Se pretende que a los hijos de ellos, nacidos en territorio estadounidense, se les abrogue la ciudadanía.
Legalmente se impide que jóvenes con sueños puedan educarse, ir a la
universidad, y convertirse en profesionales.
Pero los que hablan de legalidad, simplemente se acogen al argumento de
que se les debe castigar por ser “ilegales”.
Está claro que no estamos en el tiempo del accionar desenfrenado del
KKK, pero de facto si se han asesinado hispanos solo por su condición de
ser diferentes en Long Island y Pensilvania.
Tampoco ha cambiado el resentimiento contra gente diferente como a la que
se desea expulsar del país después de que ha sudado la gota gorda
trabajando en este país.
Quienes los detestan no usan el vetusto hábito de terminación puntuda, ni
se anuncian para intimidar con cruces en llamas.

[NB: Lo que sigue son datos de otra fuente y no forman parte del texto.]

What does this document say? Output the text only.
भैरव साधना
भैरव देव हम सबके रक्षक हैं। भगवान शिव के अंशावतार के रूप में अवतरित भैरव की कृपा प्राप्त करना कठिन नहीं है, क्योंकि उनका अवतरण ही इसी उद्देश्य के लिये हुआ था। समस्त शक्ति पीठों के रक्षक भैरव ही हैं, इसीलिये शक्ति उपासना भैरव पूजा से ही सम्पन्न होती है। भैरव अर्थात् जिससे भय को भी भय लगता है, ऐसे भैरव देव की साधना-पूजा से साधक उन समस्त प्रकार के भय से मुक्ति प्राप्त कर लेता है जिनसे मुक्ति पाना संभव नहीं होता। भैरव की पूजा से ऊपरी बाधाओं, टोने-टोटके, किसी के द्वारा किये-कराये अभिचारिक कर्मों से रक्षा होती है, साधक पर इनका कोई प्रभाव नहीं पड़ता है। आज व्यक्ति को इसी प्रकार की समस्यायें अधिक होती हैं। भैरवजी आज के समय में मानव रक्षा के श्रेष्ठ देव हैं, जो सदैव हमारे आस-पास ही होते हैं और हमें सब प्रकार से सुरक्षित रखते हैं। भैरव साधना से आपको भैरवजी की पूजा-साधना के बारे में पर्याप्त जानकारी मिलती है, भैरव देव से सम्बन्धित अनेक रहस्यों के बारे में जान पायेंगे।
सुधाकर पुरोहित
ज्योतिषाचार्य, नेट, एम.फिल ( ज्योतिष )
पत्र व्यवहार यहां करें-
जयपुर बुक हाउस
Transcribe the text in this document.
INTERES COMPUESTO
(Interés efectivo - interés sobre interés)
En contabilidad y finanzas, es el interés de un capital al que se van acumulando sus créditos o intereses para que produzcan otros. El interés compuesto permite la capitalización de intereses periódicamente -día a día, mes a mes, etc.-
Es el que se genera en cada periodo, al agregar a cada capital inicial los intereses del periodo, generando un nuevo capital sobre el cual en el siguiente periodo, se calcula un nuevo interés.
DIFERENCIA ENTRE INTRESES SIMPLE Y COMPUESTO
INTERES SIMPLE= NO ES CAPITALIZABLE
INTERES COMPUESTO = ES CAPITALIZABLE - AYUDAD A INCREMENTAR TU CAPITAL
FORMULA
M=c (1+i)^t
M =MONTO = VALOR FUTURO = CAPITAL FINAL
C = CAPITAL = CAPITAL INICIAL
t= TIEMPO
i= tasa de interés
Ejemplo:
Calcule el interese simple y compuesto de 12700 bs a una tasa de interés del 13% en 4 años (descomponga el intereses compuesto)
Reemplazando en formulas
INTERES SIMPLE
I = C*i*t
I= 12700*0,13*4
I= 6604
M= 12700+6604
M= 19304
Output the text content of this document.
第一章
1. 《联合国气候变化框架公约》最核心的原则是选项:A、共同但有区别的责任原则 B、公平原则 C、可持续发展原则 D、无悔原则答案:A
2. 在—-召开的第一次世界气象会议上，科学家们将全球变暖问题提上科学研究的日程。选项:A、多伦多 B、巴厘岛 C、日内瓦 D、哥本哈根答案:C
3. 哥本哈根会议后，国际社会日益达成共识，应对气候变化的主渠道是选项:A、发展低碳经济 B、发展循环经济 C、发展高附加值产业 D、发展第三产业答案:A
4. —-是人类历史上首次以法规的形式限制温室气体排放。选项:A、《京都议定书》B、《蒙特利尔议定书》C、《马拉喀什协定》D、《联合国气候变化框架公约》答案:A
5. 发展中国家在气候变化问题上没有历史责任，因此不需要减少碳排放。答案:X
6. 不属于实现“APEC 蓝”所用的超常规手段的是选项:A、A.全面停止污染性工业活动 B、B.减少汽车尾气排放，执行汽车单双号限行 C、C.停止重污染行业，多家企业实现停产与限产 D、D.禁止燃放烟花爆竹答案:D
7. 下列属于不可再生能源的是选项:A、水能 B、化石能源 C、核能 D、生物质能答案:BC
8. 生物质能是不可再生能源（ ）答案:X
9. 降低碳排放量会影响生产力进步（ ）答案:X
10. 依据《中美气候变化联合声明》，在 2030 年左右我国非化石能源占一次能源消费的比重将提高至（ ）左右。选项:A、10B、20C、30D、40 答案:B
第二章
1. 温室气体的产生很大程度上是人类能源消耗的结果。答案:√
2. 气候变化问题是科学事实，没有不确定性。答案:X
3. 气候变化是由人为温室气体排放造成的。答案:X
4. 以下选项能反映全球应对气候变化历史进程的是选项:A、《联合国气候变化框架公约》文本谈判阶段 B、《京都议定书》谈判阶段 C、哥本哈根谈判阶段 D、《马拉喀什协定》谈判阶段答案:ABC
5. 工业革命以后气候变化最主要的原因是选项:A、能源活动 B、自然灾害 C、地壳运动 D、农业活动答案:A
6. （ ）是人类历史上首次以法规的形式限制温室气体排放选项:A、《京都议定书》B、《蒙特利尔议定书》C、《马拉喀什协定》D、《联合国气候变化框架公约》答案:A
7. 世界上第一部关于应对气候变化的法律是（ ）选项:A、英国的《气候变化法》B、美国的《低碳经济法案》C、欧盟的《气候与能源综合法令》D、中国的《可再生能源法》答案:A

Ahora los que los detestan usan la cibernética y se autoproclaman patriotas.
¿Es patriota alguien que no quiere que un joven vaya a la universidad?
Yo no lo creo, y siento que es igual a esos que no querían que los
afroamericanos y los mexicanos se educaran en igualdad de condiciones,
porque esa era la ley.
No considero patriotas a los 130 mil que firmaron en Maryland para
repeler la ley que daba acceso a la universidad a los estudiantes
indocumentados en ese estado.
Tampoco es un patriota el político de California, Craig Huey, quien ha
dicho que los inmigrantes indocumentados son “terroristas domésticos”.
Pero, qué diablos, lo que hizo Hitler lo manejó con apego a la ley, igual que el presidente venezolano Hugo Chávez.